Output BED file has default columns:
1. Name of sequence
2. Start of the match
3. End of the match
4. Strand (+/- relative to sequence given, NOT to be confised with template/complement reads.)
5. Optional Matched sequence (--reportseq/-s)
These can be changed with --outformat/-o which allows you to report name,start,end,strand,seq in any order.
If --counts is used, default columns are:
1. name
2. pos strand count
3. neg strand count
4. total count
This script will write out all positive strand entries of a given sequence followed by all negative strand entries.
If name,start,end are used as first 3 columns, sortBed from BEDtools (or unix sort) can sort the BED file based on coordinates if needed.
dataconc Plot sum of read lengths in each bin for a given set of bins for a set of FAST5 files.
This is the type of plot seen in MinKNOW while sequencing.
qualpos Get the qual score distribution over positions in reads
qualdist Get the qual score composition of a set of FAST5 files.
This tool is from poretools, but poreminion allows you to select the type of read.
kmer Count kmers in reads or reference.
kmerplot Plot kmer counts in reads or reference.
kmerdiff Get fold-enrichment values of kmers in reads vs reference.
winner Get the longest read from a set of FAST5 files.
Similar to poretools winner, only allows type=each and offers a details only option.
seqlen Get sequence lengths from set of FAST5 files.
By default it will attempt to give read lengths for template, complement, and 2d.
Use optional flags to exclude any of these read types.
poretools (https://github.com/arq5x/poretools)
HDF5 >= 1.8.7 (http://www.hdfgroup.org/HDF5/)
R >= 3.0.0
Python >= 2.7
rpy2 >= 2.4.2
h5py >= 2.0
pandas >= 0.14.1
matplotlib >= 1.4.0
edgeR (only for kmer 'differential expression' analysis)
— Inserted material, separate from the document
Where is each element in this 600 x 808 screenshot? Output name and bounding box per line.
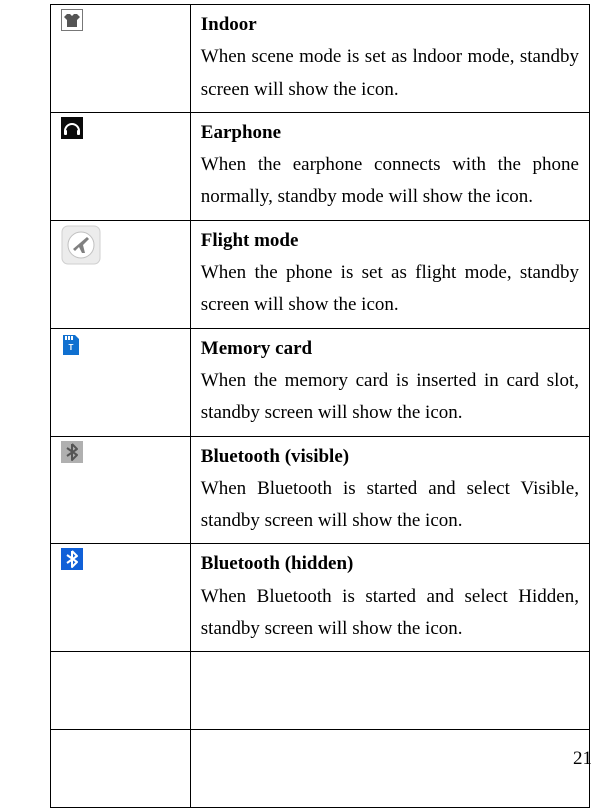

PoreMinion contains some tools that have been made on top of Aaron Quinlan's and Nick Loman's poretools, and therefore has many of the same dependencies. It also requires additional dependencies on top of what poretools requires (specifically pandas and matplotlib libraries).
download zip
cd porminion-master/
python setup.py install
brew install hdf5
pip install h5py
download poretools zip; cd poretools; python setup.py install
pip install pandas
pip install matplotlib
Urban, J. M., Bliss, J., Lawrence, C. E. & Gerbi, S. A.
Sequencing ultra-long DNA molecules with the Oxford Nanopore MinION.
bioRxiv (Cold Spring Harbor Labs Journals, 2015). doi:10.1101/019281
http://biorxiv.org/content/early/2015/05/20/019281
This paper contains the first descriptions and uses of poreminion.